Windows has an app problem.
We saw it with the ill-fated Windows RT, when some of tech’s biggest names thought about making RT apps, chuckled and said “naaaaaah”. And we can see it right now on Windows Phone, which boasts 120,000 certified apps compared to Apple’s eleventy billion. We’re exaggerating, but only just: the combined app count of the Apple and Google stores is 2.5 million.
Microsoft has a solution to this app gap, and it’s pretty clever: if app developers won’t come to Windows, then Windows will come to them.
It’s clever, but it’s not quite as simple as we’ve made it sound there. Getting iOS and Android apps on to Windows is much, much easier than before, but it’s not exactly a one-button process.

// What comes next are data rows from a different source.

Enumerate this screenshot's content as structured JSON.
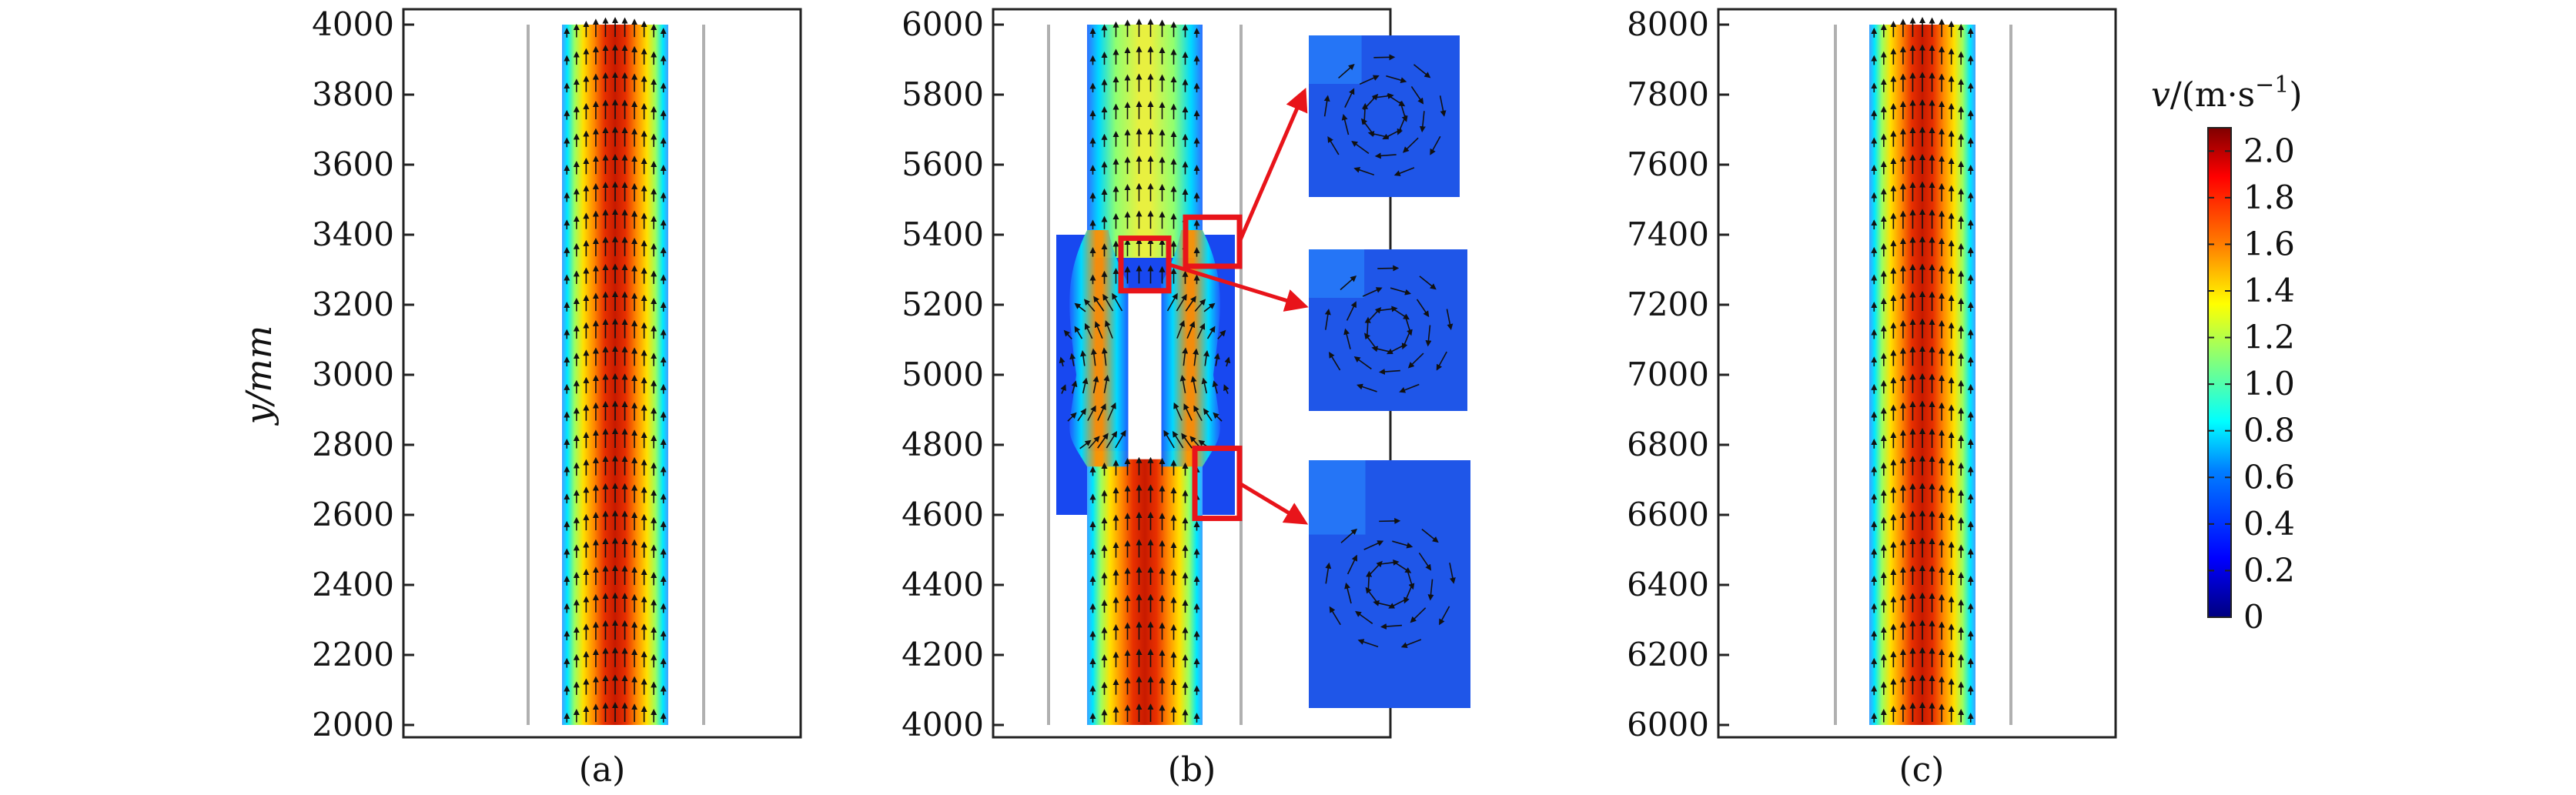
{
  "chart_data": [
    {
      "type": "heatmap",
      "panel_label": "(a)",
      "ylabel": "y/mm",
      "ylim": [
        2000,
        4000
      ],
      "yticks": [
        "4000",
        "3800",
        "3600",
        "3400",
        "3200",
        "3000",
        "2800",
        "2600",
        "2400",
        "2200",
        "2000"
      ],
      "field": "velocity magnitude with flow-direction arrows, straight channel",
      "peak_velocity": 2.0
    },
    {
      "type": "heatmap",
      "panel_label": "(b)",
      "ylim": [
        4000,
        6000
      ],
      "yticks": [
        "6000",
        "5800",
        "5600",
        "5400",
        "5200",
        "5000",
        "4800",
        "4600",
        "4400",
        "4200",
        "4000"
      ],
      "field": "velocity magnitude around an obstruction in a widened chamber, with three zoomed recirculation insets",
      "peak_velocity": 2.0,
      "chamber_y": [
        4600,
        5400
      ],
      "obstacle_y": [
        4760,
        5240
      ],
      "insets": [
        {
          "target_y": [
            5310,
            5450
          ],
          "side": "right-wall"
        },
        {
          "target_y": [
            5240,
            5390
          ],
          "side": "obstacle-top"
        },
        {
          "target_y": [
            4590,
            4790
          ],
          "side": "right-wall"
        }
      ]
    },
    {
      "type": "heatmap",
      "panel_label": "(c)",
      "ylim": [
        6000,
        8000
      ],
      "yticks": [
        "8000",
        "7800",
        "7600",
        "7400",
        "7200",
        "7000",
        "6800",
        "6600",
        "6400",
        "6200",
        "6000"
      ],
      "field": "velocity magnitude with flow-direction arrows, straight channel",
      "peak_velocity": 2.0
    }
  ],
  "colorbar": {
    "title_var": "v",
    "title_unit": "/(m·s",
    "title_exp": "−1",
    "title_close": ")",
    "range": [
      0,
      2.1
    ],
    "ticks": [
      {
        "label": "2.0",
        "value": 2.0
      },
      {
        "label": "1.8",
        "value": 1.8
      },
      {
        "label": "1.6",
        "value": 1.6
      },
      {
        "label": "1.4",
        "value": 1.4
      },
      {
        "label": "1.2",
        "value": 1.2
      },
      {
        "label": "1.0",
        "value": 1.0
      },
      {
        "label": "0.8",
        "value": 0.8
      },
      {
        "label": "0.6",
        "value": 0.6
      },
      {
        "label": "0.4",
        "value": 0.4
      },
      {
        "label": "0.2",
        "value": 0.2
      },
      {
        "label": "0",
        "value": 0
      }
    ],
    "colormap": [
      "#00007f",
      "#0000ff",
      "#007fff",
      "#00ffff",
      "#7fff7f",
      "#ffff00",
      "#ff7f00",
      "#ff0000",
      "#7f0000"
    ]
  },
  "colors": {
    "inset_box": "#e8141a",
    "wall_line": "#b0b0b0",
    "arrow": "#111111"
  }
}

As Microsoft points out, it’s quite similar to what happens with Amazon, who use a version of Android for their Kindle Fire devices: once developers have created their app they then need to do some Amazon-specific faffing around so the apps work on Kindles.
For Windows, that faffing depends on what platform your app runs on. If you’re an iOS developer it’s quite straightforward: take your existing code, hook it into the various Windows APIs, compile it into a Windows app and Bob’s your mother’s brother.
It’s a bit more complicated coming from Android, because Microsoft has created an Android subsystem inside Windows that offers a kind of Android Lite. Microsoft will go into more detail about that this week, and about the tools it’s offering website owners to turn their sites - which people often don’t pay for - into Windows Store apps, which people are often much happier to pay for.
It’s an interesting and potentially enormous move, because these days consumer app developers are often iOS first, Android second and Windows mumble mumble. That’s because iOS users are more likely to spend real cash money, and while Google’s users are less generous there are many more of them, so they’re still worth targeting.
By the time developers have catered for both customer bases they’re either too tired to make a Windows one or just don’t think the potential returns are worth the effort.
Microsoft's new plans could change all that, creating a kind of virtuous circle in which developers can put their apps into Windows with minimal fuss, users can get the apps they want, developers can sell more apps, and Microsoft can get more people on Windows. Net result: everybody’s happy.
Well, almost everyone. A quick browse of Twitter after the announcement turned up plenty of cynical voices within the dev community:
Chaos. MS is panicking. that's my take from the way they have ported Android/iOS into the platform. #Build2015
— Ariel Ben Horesh (@ArielBH) April 29, 2015
This is my concern though, Android subset and iOS Objective C. What is the lag and update story? Confuses my world. #Build2015
— Kurt Brockett (@kurtbrockett) April 29, 2015
— S Aadeetya (@aadee_ram) April 29, 2015
I can't remember if I cried When they fell beneath the Android tide It's time to join the Java side The day my WinPhone died #Build2015
— Matthias Shapiro (@matthiasshap) April 29, 2015
Then again, it's natural to hear a few dissenting voices before a big change.
The fact is, if it works it might just be one of the smartest mobile moves Microsoft has ever made. And given how far it is behind Apple and Google, Microsoft will be desperately hoping that it does.